Then life happened.
My baby was fussy and had a lot going on for the first year. Every time he would seem to get better, he would start crying again and it was enough to drive you batty. I was constantly asked what was wrong with him and it was rough. We had plenty of good moments and he grew out of it and finally started sleeping through the night consistently after his first birthday, but it was a rough time.
During that time, I decided that I was too tired and overwhelmed to watch what I ate and really exercise. It's sad and such a bad decision looking back, but as they say, hindsight is 20/20.
I went in for a physical a few weeks ago because I needed to get my A1c checked and everything checked out well! Then, I got the dreaded phone call that my number had gone up and they needed me to make some changes.
Metformin ::check::
Eat Less Carbs ::check::
Cut Back on Sugar ::check::
Exercise ::check::
I have to admit that it was a rough call to get. How on earth could my number be that high? It's not in the diabetic range, but it's close enough for comfort and the good old internet would tell me that it's considered "prediabetic" {shudder}.

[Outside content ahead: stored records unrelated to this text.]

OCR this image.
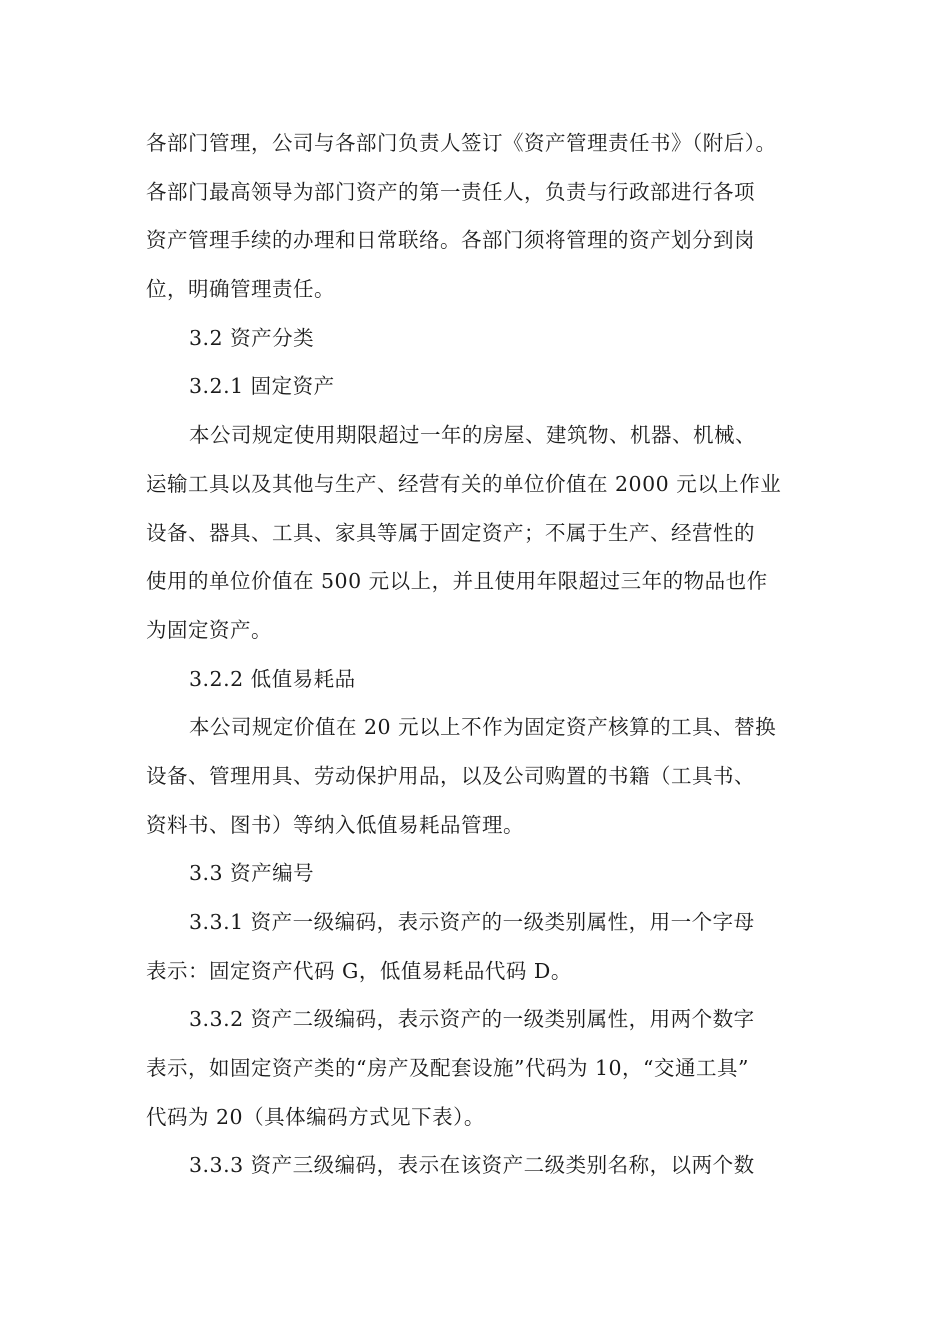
各部门管理，公司与各部门负责人签订《资产管理责任书》（附后）。
各部门最高领导为部门资产的第一责任人，负责与行政部进行各项
资产管理手续的办理和日常联络。各部门须将管理的资产划分到岗
位，明确管理责任。
3.2 资产分类
3.2.1 固定资产
本公司规定使用期限超过一年的房屋、建筑物、机器、机械、
运输工具以及其他与生产、经营有关的单位价值在 2000 元以上作业
设备、器具、工具、家具等属于固定资产；不属于生产、经营性的
使用的单位价值在 500 元以上，并且使用年限超过三年的物品也作
为固定资产。
3.2.2 低值易耗品
本公司规定价值在 20 元以上不作为固定资产核算的工具、替换
设备、管理用具、劳动保护用品，以及公司购置的书籍（工具书、
资料书、图书）等纳入低值易耗品管理。
3.3 资产编号
3.3.1 资产一级编码，表示资产的一级类别属性，用一个字母
表示：固定资产代码 G，低值易耗品代码 D。
3.3.2 资产二级编码，表示资产的一级类别属性，用两个数字
表示，如固定资产类的“房产及配套设施”代码为 10，“交通工具”
代码为 20（具体编码方式见下表）。
3.3.3 资产三级编码，表示在该资产二级类别名称，以两个数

So, I've been counting my carbs, eating balanced meals and snacks (carbs:protein) and just doing my best. I haven't started working out yet and I plan to get on that when my foot is back to normal, but let's just say this sucks, but I made my choice and this is what happens.
It took a few days for me to not feel sorry for myself and I've been doing better with this transition. It's been a few weeks and I've already lost a little bit of weight so that's definitely positive, but it's still hard. I'm working on the right decisions one day at a time and know that this has to be taken care of now so it doesn't develop into diabetes. It's reversible at this point and that's the plan...to reverse the effects and get my A1c down.
If anyone has any suggestions, encouragement, advice, or anything, please feel free to share!